Programmatically hacking PDF files


#1

Has anyone made progress with parsing PDFs or updating them with eg bookmarks programmatically?

It’s something I want to bite off one day.

I would ask this question for iOS as well.


#2

I’d start with python and PyPDF2. Whatever you write should work on Mac & in Pythonista on iOS with little modification.

I’ve only just explored it with this Alfred workflow but there’s a lot more it can do. See https://www.alfredforum.com/topic/9276-alfred-pdf-tools-–-optimize-and-manipulate-pdf-files/ for examples.
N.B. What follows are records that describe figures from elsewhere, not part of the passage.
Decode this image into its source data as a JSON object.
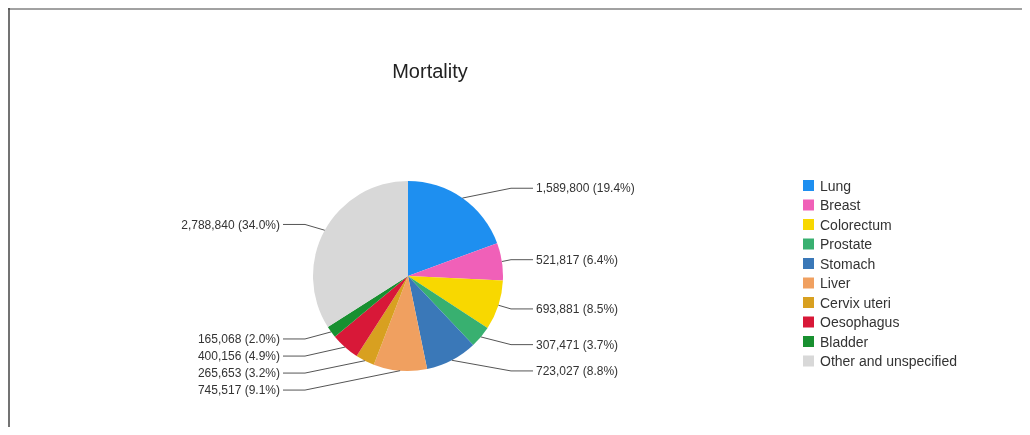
{
  "chart_data": {
    "type": "pie",
    "title": "Mortality",
    "categories": [
      "Lung",
      "Breast",
      "Colorectum",
      "Prostate",
      "Stomach",
      "Liver",
      "Cervix uteri",
      "Oesophagus",
      "Bladder",
      "Other and unspecified"
    ],
    "values": [
      1589800,
      521817,
      693881,
      307471,
      723027,
      745517,
      265653,
      400156,
      165068,
      2788840
    ],
    "colors": [
      "#1e8ff0",
      "#f060b8",
      "#f8d800",
      "#38b070",
      "#3a78b8",
      "#f0a060",
      "#d8a020",
      "#d81838",
      "#189030",
      "#d8d8d8"
    ],
    "value_labels": [
      "1,589,800 (19.4%)",
      "521,817 (6.4%)",
      "693,881 (8.5%)",
      "307,471 (3.7%)",
      "723,027 (8.8%)",
      "745,517 (9.1%)",
      "265,653 (3.2%)",
      "400,156 (4.9%)",
      "165,068 (2.0%)",
      "2,788,840 (34.0%)"
    ],
    "legend": "right"
  }
}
Also the open source version of reportlab if you want to generate documents.


#3

Thanks @dfay. I would consider parsing a PDF but putting it back together, with edits would probably be a stretch. So a tool that might take the fiddliness out of it is a good thing.

And PyPDF2 is something I am aware of. Will need to experiment.


#4

It is not programming but I use a combination of Hazel and AbbyFineReader to accomplish this. It is not working all the time in any cases, but it works not bad.


#5

Thanks @E_Thelonius! Can you give some idea of what you manage to achieve with that?


#6

AbbyFineReader is recognizing the structure of PDFs and is combining it to a table of content and index. So it is not really parsing PDFs by syntax but by the visual structure (font size etc.). I just reread your initial post and think I first misunderstood you: To grab the syntax of sentences is not possible with abby fine reader as far as I know…


#7

Well my first use case would say “there’s a 24-point piece of text on this page; Make a bookmark for this page, optionally with the text.”

If I achieved that it’d be a bit of a hack. Ideally I’d add the bookmarks at source but I can’t do that.